Windows Azure introduced concepts of fault and upgrade domains. Fault domains are related to the physical deployment of the roles whereas upgrade domains are related to the logical deployment of the roles.
Fault domains define a physical unit of deployment for an application. The fault domain concept has been introduced for Windows Azure to provide high availability services and to reduce single points of failure (servers, rack of servers, switches) in a data center. In Windows Azure, a rack of computers is indeed identified as a fault domain.
Service instance allocation to a specific fault domain is determined by Windows Azure at deployment time and cannot be controlled by a service owner. By placing fault domains in separate racks of computers, you separate service instances deployment to hardware well enough that it’s unlikely all would fail at the same time.
Note that to get guaranteed SLA at a level of 99.95% you have to have two or more role instances in different which will be deployed to different fault domains. You can find more on Cloud Service SLA at Service Level Agreements page.
Upgrade domains define a logical unit of deployment for an application. The upgrade domain concept has been introduced for Windows Azure to provide high availability services during an upgrade of an application.
The number of upgrade domains can be configured as a part of the service definition file (
.csdef). The default number of upgrade domains is 5, and the maximum is 20.
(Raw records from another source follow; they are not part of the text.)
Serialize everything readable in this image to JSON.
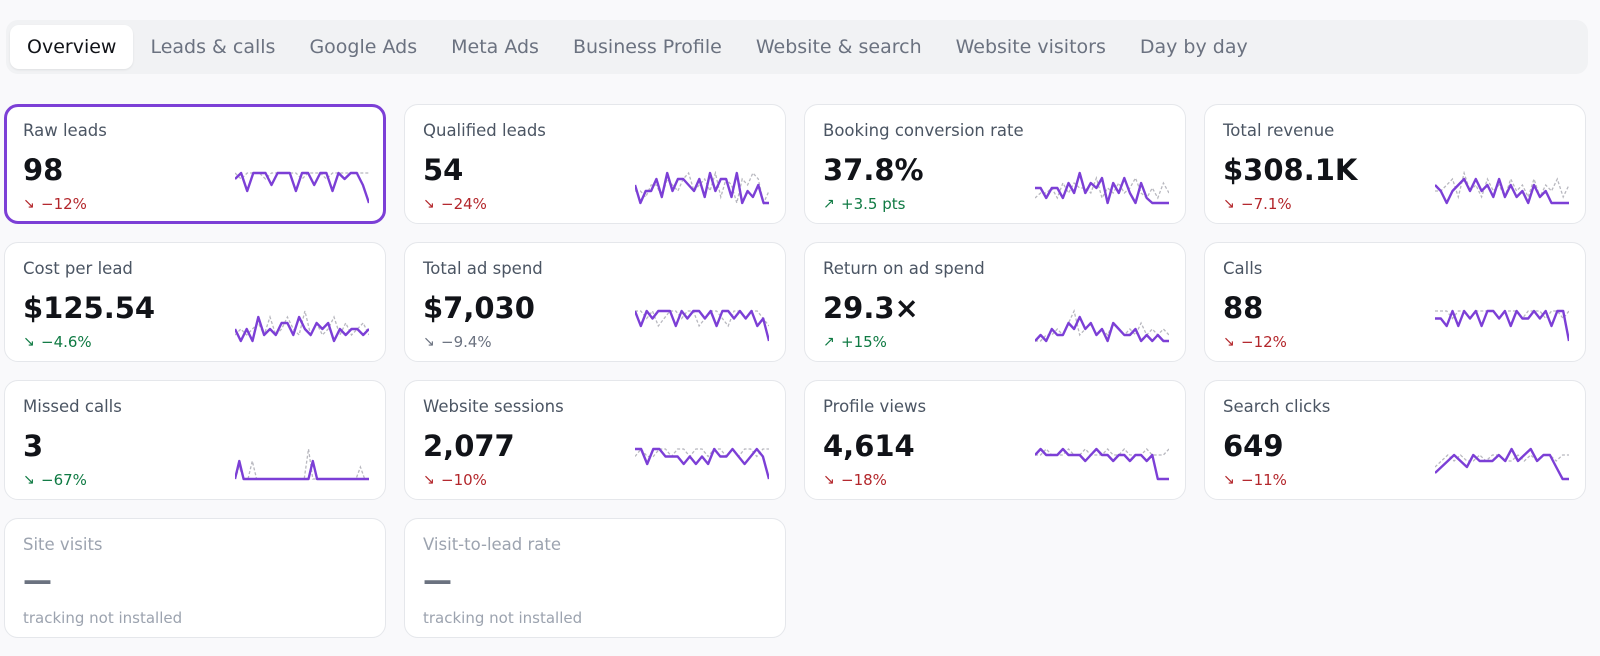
{
  "tabs": [
    {
      "label": "Overview",
      "active": true
    },
    {
      "label": "Leads & calls"
    },
    {
      "label": "Google Ads"
    },
    {
      "label": "Meta Ads"
    },
    {
      "label": "Business Profile"
    },
    {
      "label": "Website & search"
    },
    {
      "label": "Website visitors"
    },
    {
      "label": "Day by day"
    }
  ],
  "colors": {
    "accent": "#7c3fd6",
    "comparison": "#b8b8bf",
    "negative": "#b3262b",
    "positive": "#0f7a43",
    "neutral": "#6b7280"
  },
  "cards": [
    {
      "label": "Raw leads",
      "value": "98",
      "delta": "−12%",
      "direction": "down",
      "tone": "negative",
      "selected": true,
      "current": [
        5,
        6,
        3,
        6,
        6,
        6,
        4,
        6,
        6,
        6,
        3,
        6,
        6,
        4,
        6,
        6,
        3,
        6,
        5,
        6,
        6,
        4,
        1
      ],
      "previous": [
        6,
        5,
        6,
        6,
        6,
        5,
        6,
        6,
        6,
        6,
        6,
        5,
        6,
        6,
        6,
        5,
        6,
        6,
        6,
        6,
        6,
        6,
        6
      ]
    },
    {
      "label": "Qualified leads",
      "value": "54",
      "delta": "−24%",
      "direction": "down",
      "tone": "negative",
      "current": [
        4,
        1,
        3,
        3,
        5,
        2,
        6,
        3,
        5,
        5,
        4,
        3,
        5,
        2,
        6,
        3,
        5,
        5,
        2,
        6,
        1,
        3,
        2,
        4,
        1,
        1
      ],
      "previous": [
        3,
        3,
        2,
        4,
        4,
        2,
        5,
        4,
        3,
        5,
        6,
        3,
        4,
        5,
        3,
        6,
        2,
        5,
        4,
        1,
        5,
        4,
        6,
        5,
        1,
        3
      ]
    },
    {
      "label": "Booking conversion rate",
      "value": "37.8%",
      "delta": "+3.5 pts",
      "direction": "up",
      "tone": "positive",
      "current": [
        4,
        4,
        2,
        4,
        4,
        2,
        5,
        3,
        7,
        3,
        5,
        4,
        6,
        1,
        5,
        3,
        6,
        3,
        1,
        5,
        2,
        1,
        1,
        1,
        1
      ],
      "previous": [
        2,
        3,
        3,
        4,
        2,
        5,
        3,
        5,
        4,
        4,
        3,
        6,
        2,
        4,
        3,
        5,
        3,
        4,
        6,
        3,
        2,
        4,
        2,
        5,
        3
      ]
    },
    {
      "label": "Total revenue",
      "value": "$308.1K",
      "delta": "−7.1%",
      "direction": "down",
      "tone": "negative",
      "current": [
        4,
        3,
        1,
        3,
        4,
        5,
        3,
        5,
        3,
        4,
        2,
        5,
        2,
        4,
        2,
        3,
        1,
        4,
        2,
        3,
        1,
        1,
        1,
        1
      ],
      "previous": [
        3,
        3,
        4,
        5,
        2,
        6,
        3,
        4,
        2,
        5,
        3,
        4,
        2,
        5,
        3,
        4,
        2,
        5,
        2,
        4,
        3,
        5,
        2,
        4
      ]
    },
    {
      "label": "Cost per lead",
      "value": "$125.54",
      "delta": "−4.6%",
      "direction": "down",
      "tone": "positive",
      "current": [
        3,
        1,
        3,
        1,
        5,
        2,
        3,
        2,
        4,
        4,
        2,
        5,
        3,
        2,
        4,
        3,
        4,
        1,
        3,
        2,
        3,
        3,
        2,
        3
      ],
      "previous": [
        2,
        3,
        2,
        3,
        4,
        2,
        5,
        2,
        3,
        5,
        3,
        2,
        6,
        2,
        4,
        2,
        3,
        5,
        2,
        4,
        2,
        3,
        4,
        2
      ]
    },
    {
      "label": "Total ad spend",
      "value": "$7,030",
      "delta": "−9.4%",
      "direction": "down",
      "tone": "neutral",
      "current": [
        5,
        3,
        5,
        4,
        5,
        5,
        5,
        3,
        5,
        4,
        5,
        5,
        4,
        5,
        3,
        5,
        5,
        4,
        5,
        4,
        5,
        3,
        4,
        1
      ],
      "previous": [
        5,
        5,
        4,
        5,
        3,
        4,
        5,
        5,
        4,
        5,
        5,
        3,
        4,
        5,
        5,
        4,
        3,
        5,
        5,
        4,
        5,
        5,
        4,
        3
      ]
    },
    {
      "label": "Return on ad spend",
      "value": "29.3×",
      "delta": "+15%",
      "direction": "up",
      "tone": "positive",
      "current": [
        1,
        2,
        1,
        3,
        2,
        2,
        4,
        3,
        5,
        3,
        4,
        2,
        3,
        1,
        4,
        3,
        2,
        2,
        3,
        1,
        2,
        1,
        2,
        1,
        1
      ],
      "previous": [
        1,
        1,
        2,
        2,
        3,
        2,
        4,
        6,
        2,
        3,
        4,
        2,
        3,
        2,
        4,
        3,
        2,
        3,
        2,
        4,
        2,
        3,
        2,
        3,
        2
      ]
    },
    {
      "label": "Calls",
      "value": "88",
      "delta": "−12%",
      "direction": "down",
      "tone": "negative",
      "current": [
        5,
        5,
        4,
        6,
        4,
        6,
        5,
        6,
        4,
        6,
        6,
        5,
        6,
        4,
        6,
        5,
        5,
        6,
        5,
        6,
        4,
        6,
        6,
        2
      ],
      "previous": [
        6,
        6,
        6,
        5,
        6,
        6,
        5,
        6,
        6,
        6,
        6,
        5,
        6,
        6,
        6,
        5,
        6,
        6,
        6,
        5,
        6,
        6,
        5,
        6
      ]
    },
    {
      "label": "Missed calls",
      "value": "3",
      "delta": "−67%",
      "direction": "down",
      "tone": "positive",
      "current": [
        1,
        4,
        1,
        1,
        1,
        1,
        1,
        1,
        1,
        1,
        1,
        1,
        1,
        1,
        1,
        1,
        1,
        1,
        4,
        1,
        1,
        1,
        1,
        1,
        1,
        1,
        1,
        1,
        1,
        1,
        1,
        1
      ],
      "previous": [
        1,
        3,
        1,
        1,
        4,
        1,
        1,
        1,
        1,
        1,
        1,
        1,
        1,
        1,
        1,
        1,
        1,
        6,
        1,
        1,
        1,
        1,
        1,
        1,
        1,
        1,
        1,
        1,
        1,
        3,
        1,
        1
      ]
    },
    {
      "label": "Website sessions",
      "value": "2,077",
      "delta": "−10%",
      "direction": "down",
      "tone": "negative",
      "current": [
        5,
        5,
        3,
        5,
        5,
        4,
        4,
        4,
        3,
        4,
        3,
        4,
        3,
        5,
        4,
        4,
        5,
        4,
        3,
        4,
        5,
        4,
        1
      ],
      "previous": [
        4,
        5,
        4,
        4,
        5,
        5,
        4,
        5,
        5,
        4,
        5,
        5,
        4,
        5,
        5,
        4,
        5,
        4,
        5,
        5,
        4,
        5,
        5
      ]
    },
    {
      "label": "Profile views",
      "value": "4,614",
      "delta": "−18%",
      "direction": "down",
      "tone": "negative",
      "current": [
        5,
        6,
        5,
        5,
        5,
        6,
        5,
        5,
        5,
        4,
        5,
        6,
        5,
        5,
        4,
        5,
        5,
        4,
        5,
        5,
        4,
        5,
        1,
        1,
        1
      ],
      "previous": [
        5,
        5,
        6,
        5,
        5,
        5,
        6,
        5,
        5,
        6,
        5,
        5,
        5,
        6,
        5,
        5,
        6,
        5,
        5,
        5,
        6,
        5,
        5,
        5,
        6
      ]
    },
    {
      "label": "Search clicks",
      "value": "649",
      "delta": "−11%",
      "direction": "down",
      "tone": "negative",
      "current": [
        2,
        3,
        4,
        5,
        4,
        3,
        5,
        4,
        4,
        4,
        5,
        4,
        6,
        4,
        5,
        6,
        4,
        5,
        5,
        3,
        1,
        1
      ],
      "previous": [
        3,
        4,
        5,
        4,
        5,
        4,
        4,
        5,
        4,
        5,
        5,
        4,
        4,
        5,
        4,
        5,
        4,
        5,
        5,
        4,
        5,
        5
      ]
    },
    {
      "label": "Site visits",
      "value": "—",
      "delta": "tracking not installed",
      "disabled": true
    },
    {
      "label": "Visit-to-lead rate",
      "value": "—",
      "delta": "tracking not installed",
      "disabled": true
    }
  ]
}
<ServiceDefinition name="service-name" xmlns="http://schemas.microsoft.com/ServiceHosting/2008/10/ServiceDefinition" schemaVersion="version" upgradeDomainCount="number-of-upgrade-domains"> <!-- .... --> </ServiceDefinition>
Windows Azure distributes instances of a role evenly (when possible) across a set number of upgrade domains. For example, if the default number of upgrade domains is used and a service has five instances, each instance will be assigned to an individual upgrade domain. In the case of a service having ten instances, each upgrade domain will have two instances. In the case of a service having 14 instances, the first four upgrade domains will have three instances, and the last one will have two instances.
Note that Windows Azure determines a service instance allocation to a particular upgrade domain at deployment time and the service owner can not control it.
Note that number of upgrade domains does not have to equal to the number of fault domains so a single application could exist in several upgrade domains but only deployed to two separate fault domains.
How a deployment proceeds
During deployment all instances of the upgraded role that belongs to the first upgrade domain are stopped, upgraded, and brought back online. Once they are back online, the process is repeated for the second upgrade domain (all roles stopped, upgraded and brought back online), the third upgrade domain and so on until all instances in all upgrade domains have been upgraded.
The screenshots below present Windows Azure portal - cloud service instances screen - during an upgrade of a service with three instances and 5 (default value) upgrade domains.
Please note that during deployment you can decide whether you want to update all of the roles in your service or a single role in the service.